Certainly, Andre Agassi\'s fast-selling memoir, Open , published to catch the Christmas market, achieves something of this purpose. It doesn\'t fit the zombie category; it\'s relatively well-written and has a story to tell.
A tale of such a punishing, emotional roller-coaster, it left me feeling drained. The man has always absolutely loathed tennis, from the moment his bullying father had him smashing balls over the net as a child – a million a week. It\'s a tragic story of how someone ends up trapped by his own compulsions – and those of others – to live a life he hated. No one believed Agassi when he kept saying he hated tennis. This is the gilded cage of celebrity revealed in all its brutality, and you can see exactly why he might need to present a more honest account to the world.
Agassi\'s book is already credited with transcending the genre of "sportsman tells tale of inspirational achievement"; it is not a pitch for the after-dinner speech circuit. Similarly, Peter Kay\'s first volume was widely praised and sold well. But these relatively decent books are exceptions to the rule in an industry that churns out volumes of Katie Price, now on to her fourth. A celebrity is now regarded as worth more than one book – you can spin the story out to three or four at least.
This is a confessional genre, the chance for the celebrity who is much written about, speculated about, to put their story. Given libel laws, biographers tread warily into these lives, so the reader has only the partial, anxiously self-justifying "woe is me" version of a life. Above all, the appetite for these books reflects the insatiable curiosity about fame, how it arrives and what it feels like. Nothing seems to prompt as much fascination as hearing what it is like to be the focus of millions of minds.

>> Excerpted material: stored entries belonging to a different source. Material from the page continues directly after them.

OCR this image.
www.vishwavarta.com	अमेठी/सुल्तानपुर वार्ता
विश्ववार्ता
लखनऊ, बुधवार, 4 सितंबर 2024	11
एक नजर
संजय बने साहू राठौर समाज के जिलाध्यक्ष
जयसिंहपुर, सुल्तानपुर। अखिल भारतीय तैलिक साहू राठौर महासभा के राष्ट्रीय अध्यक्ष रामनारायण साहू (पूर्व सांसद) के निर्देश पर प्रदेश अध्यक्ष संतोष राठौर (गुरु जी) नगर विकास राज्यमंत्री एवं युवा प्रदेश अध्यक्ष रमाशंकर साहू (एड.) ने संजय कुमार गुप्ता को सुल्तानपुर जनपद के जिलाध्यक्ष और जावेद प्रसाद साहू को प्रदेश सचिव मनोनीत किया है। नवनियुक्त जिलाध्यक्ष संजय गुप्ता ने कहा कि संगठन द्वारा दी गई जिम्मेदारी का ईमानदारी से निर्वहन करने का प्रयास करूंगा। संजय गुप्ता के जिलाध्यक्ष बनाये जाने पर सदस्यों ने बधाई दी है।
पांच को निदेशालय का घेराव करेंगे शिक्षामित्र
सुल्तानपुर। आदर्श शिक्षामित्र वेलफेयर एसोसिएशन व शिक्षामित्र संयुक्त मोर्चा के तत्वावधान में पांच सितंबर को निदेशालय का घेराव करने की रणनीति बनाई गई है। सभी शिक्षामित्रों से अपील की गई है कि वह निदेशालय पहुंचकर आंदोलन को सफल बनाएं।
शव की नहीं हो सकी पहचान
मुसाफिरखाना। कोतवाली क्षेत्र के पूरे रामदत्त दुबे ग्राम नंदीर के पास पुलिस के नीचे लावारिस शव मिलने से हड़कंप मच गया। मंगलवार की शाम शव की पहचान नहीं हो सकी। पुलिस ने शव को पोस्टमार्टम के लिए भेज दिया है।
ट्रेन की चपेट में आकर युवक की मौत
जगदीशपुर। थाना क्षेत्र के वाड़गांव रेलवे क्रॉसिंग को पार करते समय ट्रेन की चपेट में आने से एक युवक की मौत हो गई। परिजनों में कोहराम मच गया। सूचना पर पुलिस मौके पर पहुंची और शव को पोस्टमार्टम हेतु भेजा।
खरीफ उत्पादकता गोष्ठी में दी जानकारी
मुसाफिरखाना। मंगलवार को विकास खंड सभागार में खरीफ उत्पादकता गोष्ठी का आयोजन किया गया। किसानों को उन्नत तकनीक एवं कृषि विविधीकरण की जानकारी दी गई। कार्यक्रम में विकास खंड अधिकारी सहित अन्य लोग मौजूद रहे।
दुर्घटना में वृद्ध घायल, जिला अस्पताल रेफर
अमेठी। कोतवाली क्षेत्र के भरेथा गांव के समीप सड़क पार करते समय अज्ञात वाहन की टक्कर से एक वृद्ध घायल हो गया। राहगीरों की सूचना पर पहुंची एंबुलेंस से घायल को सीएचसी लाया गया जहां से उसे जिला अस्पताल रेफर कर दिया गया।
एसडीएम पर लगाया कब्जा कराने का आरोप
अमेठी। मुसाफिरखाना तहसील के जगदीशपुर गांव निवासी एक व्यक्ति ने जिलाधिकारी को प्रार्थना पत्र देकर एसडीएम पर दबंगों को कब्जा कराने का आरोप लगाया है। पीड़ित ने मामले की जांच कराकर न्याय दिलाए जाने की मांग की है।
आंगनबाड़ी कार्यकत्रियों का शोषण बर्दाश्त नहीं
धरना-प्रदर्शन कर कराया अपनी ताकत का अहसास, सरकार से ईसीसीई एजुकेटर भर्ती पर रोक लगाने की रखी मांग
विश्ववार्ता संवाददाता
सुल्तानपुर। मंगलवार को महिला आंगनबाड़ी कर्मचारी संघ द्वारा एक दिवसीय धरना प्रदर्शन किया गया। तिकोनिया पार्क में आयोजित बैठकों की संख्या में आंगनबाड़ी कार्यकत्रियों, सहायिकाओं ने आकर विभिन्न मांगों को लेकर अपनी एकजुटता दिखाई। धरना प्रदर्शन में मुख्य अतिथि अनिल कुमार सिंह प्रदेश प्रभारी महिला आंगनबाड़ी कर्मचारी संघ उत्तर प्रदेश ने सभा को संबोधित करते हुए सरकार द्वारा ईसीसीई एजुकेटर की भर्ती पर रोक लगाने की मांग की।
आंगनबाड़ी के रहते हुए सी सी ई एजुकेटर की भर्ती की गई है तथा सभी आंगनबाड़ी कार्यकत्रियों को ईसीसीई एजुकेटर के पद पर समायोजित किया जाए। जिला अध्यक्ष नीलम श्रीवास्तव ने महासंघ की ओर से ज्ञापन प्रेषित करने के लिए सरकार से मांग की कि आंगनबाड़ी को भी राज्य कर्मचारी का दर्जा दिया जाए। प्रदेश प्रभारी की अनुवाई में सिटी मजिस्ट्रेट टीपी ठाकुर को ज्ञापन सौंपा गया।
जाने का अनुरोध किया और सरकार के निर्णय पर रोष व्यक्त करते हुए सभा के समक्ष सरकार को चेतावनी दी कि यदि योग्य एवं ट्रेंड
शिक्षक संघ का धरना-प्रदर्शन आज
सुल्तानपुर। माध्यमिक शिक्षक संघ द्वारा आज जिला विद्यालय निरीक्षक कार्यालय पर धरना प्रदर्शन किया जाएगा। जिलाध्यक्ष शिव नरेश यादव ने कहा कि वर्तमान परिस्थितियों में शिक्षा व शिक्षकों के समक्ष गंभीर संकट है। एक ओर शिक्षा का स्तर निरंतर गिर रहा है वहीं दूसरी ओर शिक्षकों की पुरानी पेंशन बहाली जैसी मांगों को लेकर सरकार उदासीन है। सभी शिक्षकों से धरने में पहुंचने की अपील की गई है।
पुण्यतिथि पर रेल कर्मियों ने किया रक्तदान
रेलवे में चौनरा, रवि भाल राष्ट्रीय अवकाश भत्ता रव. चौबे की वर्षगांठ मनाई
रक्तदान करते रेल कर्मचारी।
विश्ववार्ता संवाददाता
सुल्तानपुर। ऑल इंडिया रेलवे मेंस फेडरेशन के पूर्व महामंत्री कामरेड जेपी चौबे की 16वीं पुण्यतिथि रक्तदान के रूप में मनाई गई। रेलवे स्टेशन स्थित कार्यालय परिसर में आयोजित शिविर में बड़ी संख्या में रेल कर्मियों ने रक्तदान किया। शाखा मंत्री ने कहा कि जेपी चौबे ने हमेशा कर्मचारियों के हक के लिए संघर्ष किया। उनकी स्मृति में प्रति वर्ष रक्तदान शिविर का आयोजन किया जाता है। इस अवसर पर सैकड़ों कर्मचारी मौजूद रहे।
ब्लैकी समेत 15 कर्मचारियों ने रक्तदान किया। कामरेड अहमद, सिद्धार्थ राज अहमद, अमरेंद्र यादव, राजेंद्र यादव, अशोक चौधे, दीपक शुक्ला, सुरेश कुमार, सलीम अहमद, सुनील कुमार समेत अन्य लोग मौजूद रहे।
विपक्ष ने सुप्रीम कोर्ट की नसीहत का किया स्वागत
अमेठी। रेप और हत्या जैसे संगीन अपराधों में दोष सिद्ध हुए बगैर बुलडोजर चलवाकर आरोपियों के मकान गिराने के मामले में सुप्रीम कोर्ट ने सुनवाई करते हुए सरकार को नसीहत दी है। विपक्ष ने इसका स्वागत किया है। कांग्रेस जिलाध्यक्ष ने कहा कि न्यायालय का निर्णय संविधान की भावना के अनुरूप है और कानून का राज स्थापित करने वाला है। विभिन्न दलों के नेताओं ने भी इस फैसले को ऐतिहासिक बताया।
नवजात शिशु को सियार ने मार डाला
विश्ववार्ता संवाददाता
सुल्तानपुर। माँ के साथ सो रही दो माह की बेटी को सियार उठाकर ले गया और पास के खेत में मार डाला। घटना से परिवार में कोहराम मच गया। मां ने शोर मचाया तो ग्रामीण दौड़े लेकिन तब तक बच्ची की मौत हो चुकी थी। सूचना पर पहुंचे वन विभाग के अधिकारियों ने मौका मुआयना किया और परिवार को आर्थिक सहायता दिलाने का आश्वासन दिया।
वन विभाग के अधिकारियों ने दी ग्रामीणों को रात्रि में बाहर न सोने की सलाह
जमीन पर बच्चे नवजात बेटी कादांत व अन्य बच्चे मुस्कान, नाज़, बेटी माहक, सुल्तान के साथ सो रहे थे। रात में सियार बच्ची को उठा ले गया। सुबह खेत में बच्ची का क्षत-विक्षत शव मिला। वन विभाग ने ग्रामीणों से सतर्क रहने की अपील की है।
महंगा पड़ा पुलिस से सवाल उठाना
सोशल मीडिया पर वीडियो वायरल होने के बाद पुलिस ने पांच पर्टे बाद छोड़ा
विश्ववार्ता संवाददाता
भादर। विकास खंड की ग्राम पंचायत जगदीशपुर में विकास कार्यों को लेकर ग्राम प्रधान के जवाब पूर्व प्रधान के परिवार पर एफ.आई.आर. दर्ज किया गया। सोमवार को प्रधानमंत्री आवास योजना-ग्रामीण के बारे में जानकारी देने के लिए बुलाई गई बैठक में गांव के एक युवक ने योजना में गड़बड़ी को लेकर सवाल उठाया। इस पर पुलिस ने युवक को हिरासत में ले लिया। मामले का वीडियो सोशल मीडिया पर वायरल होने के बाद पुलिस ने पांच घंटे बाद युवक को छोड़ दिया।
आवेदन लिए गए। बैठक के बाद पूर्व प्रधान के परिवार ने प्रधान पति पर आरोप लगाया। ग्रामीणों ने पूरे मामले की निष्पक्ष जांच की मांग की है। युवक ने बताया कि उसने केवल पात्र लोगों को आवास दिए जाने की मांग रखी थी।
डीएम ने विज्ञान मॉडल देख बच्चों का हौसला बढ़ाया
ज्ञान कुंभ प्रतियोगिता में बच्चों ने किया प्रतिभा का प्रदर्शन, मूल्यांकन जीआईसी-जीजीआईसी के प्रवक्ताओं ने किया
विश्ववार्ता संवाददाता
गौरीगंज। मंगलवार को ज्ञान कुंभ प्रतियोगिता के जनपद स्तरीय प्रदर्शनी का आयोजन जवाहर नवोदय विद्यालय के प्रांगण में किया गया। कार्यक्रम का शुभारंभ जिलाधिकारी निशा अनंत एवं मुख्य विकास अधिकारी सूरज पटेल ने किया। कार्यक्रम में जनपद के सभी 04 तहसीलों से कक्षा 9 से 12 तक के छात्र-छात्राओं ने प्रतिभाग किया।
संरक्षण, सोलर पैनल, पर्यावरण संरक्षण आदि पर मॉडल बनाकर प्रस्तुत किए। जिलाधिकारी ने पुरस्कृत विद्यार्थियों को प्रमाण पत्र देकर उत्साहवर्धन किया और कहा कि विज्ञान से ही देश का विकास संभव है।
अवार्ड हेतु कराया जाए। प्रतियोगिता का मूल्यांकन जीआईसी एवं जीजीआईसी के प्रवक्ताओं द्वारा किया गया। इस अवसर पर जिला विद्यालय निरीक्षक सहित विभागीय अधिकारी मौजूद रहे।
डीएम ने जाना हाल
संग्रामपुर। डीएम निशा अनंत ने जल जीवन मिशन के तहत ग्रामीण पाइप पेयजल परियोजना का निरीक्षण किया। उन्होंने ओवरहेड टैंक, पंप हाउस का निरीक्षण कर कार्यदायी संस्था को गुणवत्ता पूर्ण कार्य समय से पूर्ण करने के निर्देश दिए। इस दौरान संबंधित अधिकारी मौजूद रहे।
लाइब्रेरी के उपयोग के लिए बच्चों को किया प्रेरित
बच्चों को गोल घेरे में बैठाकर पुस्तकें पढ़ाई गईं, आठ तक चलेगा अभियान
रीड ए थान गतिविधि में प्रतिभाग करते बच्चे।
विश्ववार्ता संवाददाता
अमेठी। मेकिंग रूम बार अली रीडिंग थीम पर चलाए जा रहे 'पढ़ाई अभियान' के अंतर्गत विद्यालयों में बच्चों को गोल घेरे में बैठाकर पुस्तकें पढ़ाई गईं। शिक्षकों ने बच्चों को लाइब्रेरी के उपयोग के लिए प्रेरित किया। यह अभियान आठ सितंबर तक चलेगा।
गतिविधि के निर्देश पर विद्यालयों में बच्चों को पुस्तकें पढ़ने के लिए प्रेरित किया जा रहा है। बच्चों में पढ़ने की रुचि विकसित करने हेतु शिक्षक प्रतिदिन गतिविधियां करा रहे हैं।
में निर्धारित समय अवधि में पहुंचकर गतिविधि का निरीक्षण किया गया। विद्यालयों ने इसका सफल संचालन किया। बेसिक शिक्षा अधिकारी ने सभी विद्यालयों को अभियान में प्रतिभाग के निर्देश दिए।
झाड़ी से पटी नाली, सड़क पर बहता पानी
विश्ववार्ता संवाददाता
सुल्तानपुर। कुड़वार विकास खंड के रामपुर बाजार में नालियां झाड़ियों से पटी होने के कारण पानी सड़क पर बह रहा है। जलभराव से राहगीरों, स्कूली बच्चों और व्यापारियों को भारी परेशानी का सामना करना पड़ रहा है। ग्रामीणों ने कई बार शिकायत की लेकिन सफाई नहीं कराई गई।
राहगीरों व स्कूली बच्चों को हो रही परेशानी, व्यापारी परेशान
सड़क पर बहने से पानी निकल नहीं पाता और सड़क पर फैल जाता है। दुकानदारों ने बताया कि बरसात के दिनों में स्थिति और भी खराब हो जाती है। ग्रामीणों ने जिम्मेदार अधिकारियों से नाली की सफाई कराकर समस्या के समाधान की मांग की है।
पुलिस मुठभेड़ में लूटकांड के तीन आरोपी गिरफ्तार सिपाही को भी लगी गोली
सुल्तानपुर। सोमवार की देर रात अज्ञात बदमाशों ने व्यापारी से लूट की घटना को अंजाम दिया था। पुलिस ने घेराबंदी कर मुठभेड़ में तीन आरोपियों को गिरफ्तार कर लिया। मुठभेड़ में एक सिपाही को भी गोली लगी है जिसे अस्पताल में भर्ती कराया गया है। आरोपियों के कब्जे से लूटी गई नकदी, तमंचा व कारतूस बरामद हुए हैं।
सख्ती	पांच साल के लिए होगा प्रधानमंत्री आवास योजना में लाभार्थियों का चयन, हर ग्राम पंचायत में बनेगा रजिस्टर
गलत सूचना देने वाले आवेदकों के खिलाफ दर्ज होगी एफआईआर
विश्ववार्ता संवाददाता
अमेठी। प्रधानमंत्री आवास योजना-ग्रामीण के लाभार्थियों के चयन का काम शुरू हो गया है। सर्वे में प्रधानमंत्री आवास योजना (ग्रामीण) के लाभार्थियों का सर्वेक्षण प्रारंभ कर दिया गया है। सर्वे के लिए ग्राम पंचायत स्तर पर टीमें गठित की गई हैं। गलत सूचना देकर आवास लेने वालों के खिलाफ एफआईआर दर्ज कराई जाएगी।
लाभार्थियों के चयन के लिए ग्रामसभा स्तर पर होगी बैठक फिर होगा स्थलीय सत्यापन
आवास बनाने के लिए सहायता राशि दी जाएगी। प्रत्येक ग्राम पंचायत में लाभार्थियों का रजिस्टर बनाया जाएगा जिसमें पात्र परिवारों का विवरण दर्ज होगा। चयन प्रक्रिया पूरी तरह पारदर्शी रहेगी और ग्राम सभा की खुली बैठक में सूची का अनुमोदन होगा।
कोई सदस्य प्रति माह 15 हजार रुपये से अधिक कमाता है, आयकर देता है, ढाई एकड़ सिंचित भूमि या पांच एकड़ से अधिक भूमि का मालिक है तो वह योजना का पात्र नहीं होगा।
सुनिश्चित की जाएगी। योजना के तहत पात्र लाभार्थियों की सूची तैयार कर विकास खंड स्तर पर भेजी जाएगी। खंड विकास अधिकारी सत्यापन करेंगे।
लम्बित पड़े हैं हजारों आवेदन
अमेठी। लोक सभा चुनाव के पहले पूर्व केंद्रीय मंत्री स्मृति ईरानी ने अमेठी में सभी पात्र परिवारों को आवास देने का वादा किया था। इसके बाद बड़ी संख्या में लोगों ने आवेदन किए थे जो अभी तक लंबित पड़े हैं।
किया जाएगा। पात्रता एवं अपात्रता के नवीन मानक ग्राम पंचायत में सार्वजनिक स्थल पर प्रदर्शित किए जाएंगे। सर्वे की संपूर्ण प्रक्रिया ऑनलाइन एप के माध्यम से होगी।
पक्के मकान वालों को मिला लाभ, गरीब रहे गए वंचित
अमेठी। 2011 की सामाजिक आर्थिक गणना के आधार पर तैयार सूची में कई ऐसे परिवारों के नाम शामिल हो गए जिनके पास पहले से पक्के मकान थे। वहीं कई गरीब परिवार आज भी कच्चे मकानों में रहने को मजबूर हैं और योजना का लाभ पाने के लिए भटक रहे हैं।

Piers Morgan, in his recent television interview with Susan Boyle (her book can only be a matter of time, although it might be something of a challenge to keep her readers interested during the first 47 years), kept on asking: "Did you ever imagine this might happen to you?" It\'s a question that echoes the silent hopes people live with for unimaginable futures of their own, and perhaps that\'s what keeps them turning the pages.